Measuring second language performance
by Tim McNamara (1996)ISBN: 0582089077
Harlow, Essex, UK: Addison Wesley Longman Ltd.
Quite soon into the first chapters of this book, I recalled a humorous little adage that often
comes to mind in my work; "The truth will make you free, but first it'll
make you miserable". The first two chapters present a thorough and critical
history of developments in performance assessment as a test method, first
in education and occupational settings, then moving on to language testing
theory and practice, particularly since the 1970's, when the ideas of
communicative competence and authenticity of test-tasks began to be
incorporated into discussions about validity in language assessment. McNamara
describes language performance assessment as the product of two traditions.
The first is the fundamentally pragmatic 'work sample' approach influenced
by sociolinguistic theory, which treats the performance itself as the
target of assessment (the "strong" argument). The second stems from
psycholinguistic theory which views performance as merely a medium and the
underlying knowledge and ability as the target (the "weak" argument).
The book's initial message was that language performance
tests possess a seductive face validity that obscures the boundaries
between what is to be observed, how the subject reacts to the task at hand,
and how it is registered as a score. Theories across and within the
differing hues in the spectrum from the 'strong' to 'weak' arguments remain
far from definitive, and lack empirical evidence to support its constructs.
So okay, my most painful doubts during hands-on in-shop experience were
not only confirmed, but thanks to the author's comprehensive treatment,
were expanded. But in these first chapters, McNamara is simply telling us
what we have to face.
McNamara proposes a 'three pronged' approach to tackling the
problems he identifies. The first task is to incorporate a model of
communicative competence which can explain interaction between all
participants in performance assessment, including the interlocutor(s).
Secondly, we must direct our research towards finding how significant each
variable in our assessment method; (tasks, participants, settings, topics,
scales) is to our measurement. Lastly, we must decide, once we have a
picture of the impact of these variables, which will fit or inform our
model of communicative competence and what the practical boundaries for
"testability" are. McNamara uses the remaining two thirds of the book to
illustrate how it might be done, and in doing so makes this book a must for
those who wish to gain a clear understanding of what Rasch-based analysis can do.
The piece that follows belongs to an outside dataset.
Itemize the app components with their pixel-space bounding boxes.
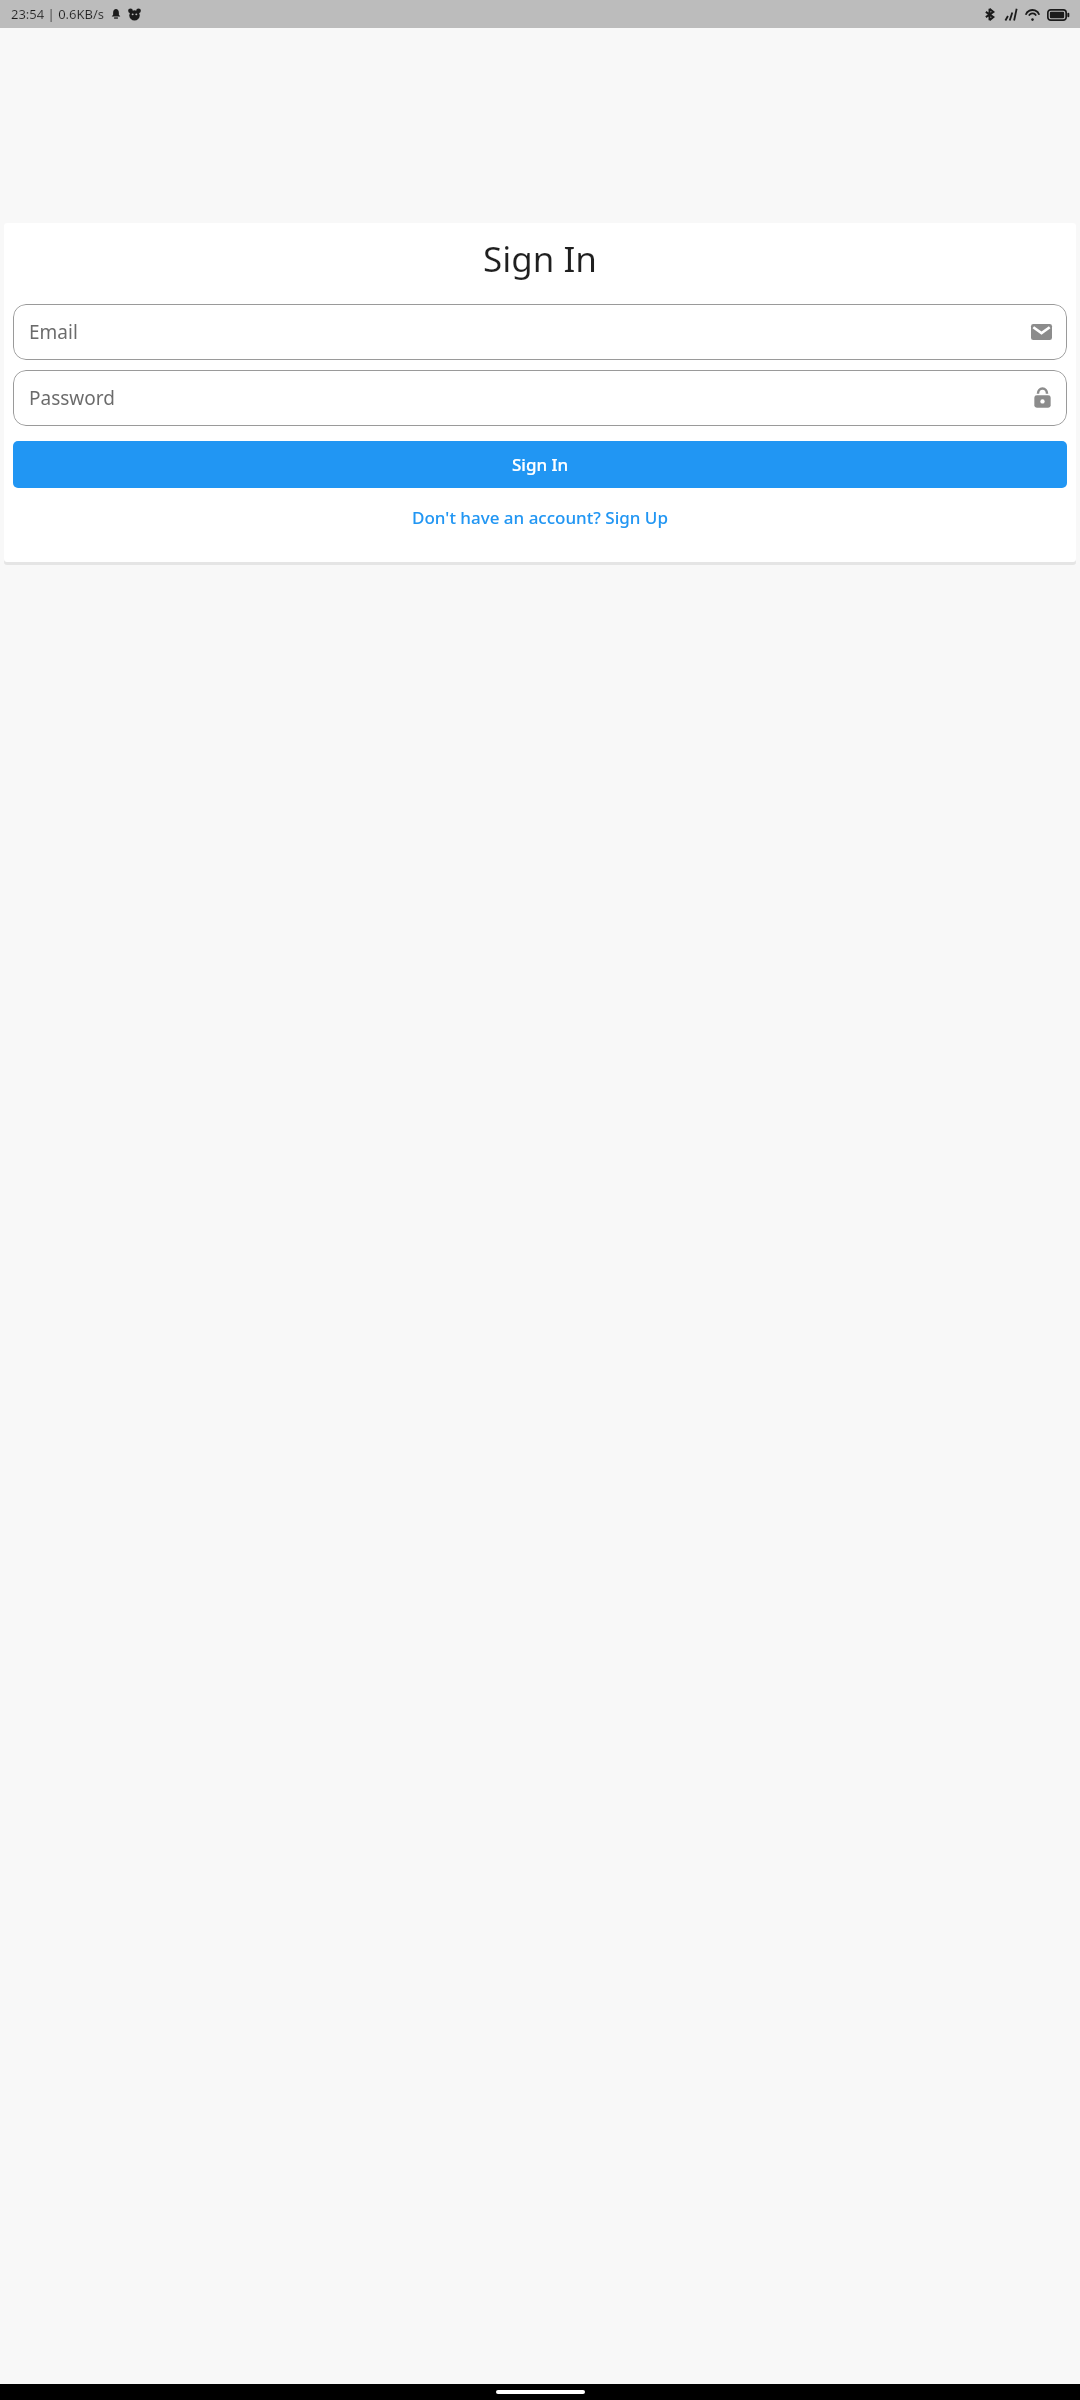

From here on, the book can be read like a detailed journal that an
explorer might leave behind for others; telling us what to look for, how to
find it, and what it means. McNamara uses as his primary example the
development and data analysis of the Occupational English Test (OET), a
test of ESL for health professionals in Australia which assessed speaking
and writing in work-related simulations. He takes a chapter to explain the
procedures for determining the OET's test content (analysis of needs,
resources, and the communicative demands of the profession); writing up the
specifications, materials and scoring protocols; training and recruiting
evaluators; piloting and revision. He includes here, and throughout the
book, examples of the actual materials used in the decision making process
and in the test itself, all of which can serve as models for the reader to consider.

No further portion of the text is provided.